# Troubles with feeding



## MarkM (Apr 4, 2013)

My wife and I have a 10 week old Rottweiler that weighs 13.6 pounds as of yesterday. We noticed that he doesn't eat all of his food. We feed him the guidelines for totw (3/4 cup per meal) Out of the 2 1/4 cups we feed him daily.. He will eat about 1.5 cups of that daily and seems to be very thirsty all the time... The vet tested for diabetes but that's out of the question now. Also.. Apparently he should be bigger in size. He was previously on pedigree.. But we don't want him on that. What should we do?


----------



## Herzo (Feb 5, 2011)

You need to put this in the kibble section so more people will see it. I'm not sure what you mean by the vet tested for diabetes but that's out of the question. You mean it came back negative?

Is he very skinny? I do believe there is allot of difference in size so we will probably need to see a pic of him. Have you tried putting warm water or broth in his food. Plain old kibble is so dry when I feed it I put warm water in it.


----------



## magicre (Apr 7, 2010)

check the sodium level in the food you're feeding. you can also look at the ingredients and see how much salt is contained. that can explain his thirst.

also, the guidelines for feeding are just that. guidelines.....so maybe 1.5 cups is what satisfies him.

i also agree that you should post this in the dry food section so you can get more in depth answers.


----------



## bett (Mar 15, 2012)

you cant really go by what the bag says to feed as i find they always suggest more than is needed.
did the vet feel he's growing appropriately?


----------



## 1605 (May 27, 2009)

MarkM said:


> My wife and I have a 10 week old Rottweiler that weighs 13.6 pounds as of yesterday. We noticed that he doesn't eat all of his food. We feed him the guidelines for totw (3/4 cup per meal) Out of the 2 1/4 cups we feed him daily.. He will eat about 1.5 cups of that daily and seems to be very thirsty all the time... The vet tested for diabetes but that's out of the question now. Also.. Apparently he should be bigger in size. He was previously on pedigree.. But we don't want him on that. What should we do?


Are you giving him other food/treats during the day? That could be why he isn't interested in finishing his food.

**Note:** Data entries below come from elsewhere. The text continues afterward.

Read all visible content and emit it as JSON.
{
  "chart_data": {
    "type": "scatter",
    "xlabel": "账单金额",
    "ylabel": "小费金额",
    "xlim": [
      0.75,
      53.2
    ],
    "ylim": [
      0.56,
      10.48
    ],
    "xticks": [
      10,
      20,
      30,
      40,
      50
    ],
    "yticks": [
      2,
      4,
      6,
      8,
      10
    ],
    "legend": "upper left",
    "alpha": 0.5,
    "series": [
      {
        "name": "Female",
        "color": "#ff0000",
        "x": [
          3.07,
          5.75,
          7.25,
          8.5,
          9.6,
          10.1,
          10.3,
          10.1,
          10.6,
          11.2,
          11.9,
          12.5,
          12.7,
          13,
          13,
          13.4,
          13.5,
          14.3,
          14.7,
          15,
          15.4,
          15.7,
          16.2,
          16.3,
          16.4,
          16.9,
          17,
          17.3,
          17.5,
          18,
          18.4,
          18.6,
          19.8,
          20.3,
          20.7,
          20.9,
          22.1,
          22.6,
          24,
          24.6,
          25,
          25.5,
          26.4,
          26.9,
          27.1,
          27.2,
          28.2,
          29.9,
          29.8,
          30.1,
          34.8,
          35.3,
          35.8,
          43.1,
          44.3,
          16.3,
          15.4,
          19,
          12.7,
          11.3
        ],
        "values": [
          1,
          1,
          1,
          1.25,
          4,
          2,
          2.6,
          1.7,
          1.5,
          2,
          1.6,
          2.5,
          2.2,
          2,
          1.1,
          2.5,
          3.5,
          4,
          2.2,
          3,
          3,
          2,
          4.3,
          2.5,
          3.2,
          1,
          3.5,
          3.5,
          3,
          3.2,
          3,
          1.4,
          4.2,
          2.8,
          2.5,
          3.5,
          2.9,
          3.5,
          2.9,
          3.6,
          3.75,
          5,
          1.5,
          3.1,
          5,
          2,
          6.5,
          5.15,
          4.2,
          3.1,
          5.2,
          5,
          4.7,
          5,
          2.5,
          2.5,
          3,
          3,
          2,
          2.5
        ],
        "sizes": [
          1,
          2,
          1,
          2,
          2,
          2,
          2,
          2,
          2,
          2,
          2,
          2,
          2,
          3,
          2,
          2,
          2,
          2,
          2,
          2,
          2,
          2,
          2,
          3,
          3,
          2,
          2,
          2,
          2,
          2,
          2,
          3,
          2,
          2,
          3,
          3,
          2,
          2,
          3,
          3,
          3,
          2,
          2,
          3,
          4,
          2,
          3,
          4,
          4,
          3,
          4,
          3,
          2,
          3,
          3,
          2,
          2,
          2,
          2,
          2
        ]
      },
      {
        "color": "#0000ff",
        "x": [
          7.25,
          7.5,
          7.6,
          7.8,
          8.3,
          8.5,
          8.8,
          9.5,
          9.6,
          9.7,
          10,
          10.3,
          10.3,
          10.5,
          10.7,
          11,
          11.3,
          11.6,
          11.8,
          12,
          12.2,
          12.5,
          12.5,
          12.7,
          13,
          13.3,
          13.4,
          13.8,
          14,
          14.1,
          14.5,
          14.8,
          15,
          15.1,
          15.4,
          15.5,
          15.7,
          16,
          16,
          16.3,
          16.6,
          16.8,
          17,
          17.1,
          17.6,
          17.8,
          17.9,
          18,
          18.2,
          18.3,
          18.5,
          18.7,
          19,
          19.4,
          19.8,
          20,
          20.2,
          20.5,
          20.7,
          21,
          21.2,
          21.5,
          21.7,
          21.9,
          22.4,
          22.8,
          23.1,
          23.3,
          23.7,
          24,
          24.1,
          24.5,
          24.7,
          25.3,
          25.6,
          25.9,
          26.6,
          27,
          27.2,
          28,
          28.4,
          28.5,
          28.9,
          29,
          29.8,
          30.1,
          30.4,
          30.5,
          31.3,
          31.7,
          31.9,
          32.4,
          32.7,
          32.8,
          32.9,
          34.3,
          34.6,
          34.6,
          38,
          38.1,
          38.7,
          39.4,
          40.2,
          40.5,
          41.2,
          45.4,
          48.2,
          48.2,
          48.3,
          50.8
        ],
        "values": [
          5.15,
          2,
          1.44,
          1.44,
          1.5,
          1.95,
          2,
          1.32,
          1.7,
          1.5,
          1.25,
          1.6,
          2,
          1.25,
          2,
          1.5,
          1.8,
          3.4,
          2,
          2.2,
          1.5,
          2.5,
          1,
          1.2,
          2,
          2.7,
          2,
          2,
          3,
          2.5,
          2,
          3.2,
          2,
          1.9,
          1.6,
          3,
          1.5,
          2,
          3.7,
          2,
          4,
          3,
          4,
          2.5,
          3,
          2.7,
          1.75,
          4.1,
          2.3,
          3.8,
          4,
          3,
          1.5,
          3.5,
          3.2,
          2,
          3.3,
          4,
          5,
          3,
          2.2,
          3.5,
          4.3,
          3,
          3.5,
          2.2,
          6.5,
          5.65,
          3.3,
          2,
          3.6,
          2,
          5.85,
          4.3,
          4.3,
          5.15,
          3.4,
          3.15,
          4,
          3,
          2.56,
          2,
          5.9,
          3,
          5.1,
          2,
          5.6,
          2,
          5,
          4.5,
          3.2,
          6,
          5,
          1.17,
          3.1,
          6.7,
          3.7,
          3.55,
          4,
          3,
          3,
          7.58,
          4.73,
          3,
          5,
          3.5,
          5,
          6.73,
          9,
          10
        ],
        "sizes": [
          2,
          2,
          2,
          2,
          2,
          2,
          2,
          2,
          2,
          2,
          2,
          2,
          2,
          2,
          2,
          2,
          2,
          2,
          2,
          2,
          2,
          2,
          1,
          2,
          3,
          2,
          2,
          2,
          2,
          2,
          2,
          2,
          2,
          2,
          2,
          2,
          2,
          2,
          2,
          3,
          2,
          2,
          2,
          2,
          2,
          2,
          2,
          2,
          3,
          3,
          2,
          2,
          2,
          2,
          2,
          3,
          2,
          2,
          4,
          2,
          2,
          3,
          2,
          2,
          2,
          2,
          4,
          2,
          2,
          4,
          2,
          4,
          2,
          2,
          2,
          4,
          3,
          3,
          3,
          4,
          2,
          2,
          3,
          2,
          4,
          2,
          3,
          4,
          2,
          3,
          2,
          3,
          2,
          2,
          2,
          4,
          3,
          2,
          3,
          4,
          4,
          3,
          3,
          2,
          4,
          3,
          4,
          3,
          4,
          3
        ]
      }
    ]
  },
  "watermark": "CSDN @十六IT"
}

Also, if he is doing well on 1.5 cups (not looking too skinny or losing weight) then perhaps that is all he needs. Different dogs with different energy levels need different amounts of food. Especially if it is a better food that has less filler. Remember: what is on the bag is just a GUIDELINE, it isn't necessarily what is best for your dog.

Regarding drinking lots of water: our younger GSP seems to drink a lot of water vs. what our older GSP needs. The vet didn't seem concerned about it, saying that some dogs just need more water. He is perfectly healthy & has no problems, so we just have more water available for him, esp out in the field.

Who told you "he should be bigger in size"? In weight? Height? If the dog has gotten a clean bill of health from the vet, why is this a concern?


----------



## doggiedad (Jan 23, 2011)

maybe he's not hungry. maybe he doesn't like what you're feeding. why should your pup
be larger than what he is?


----------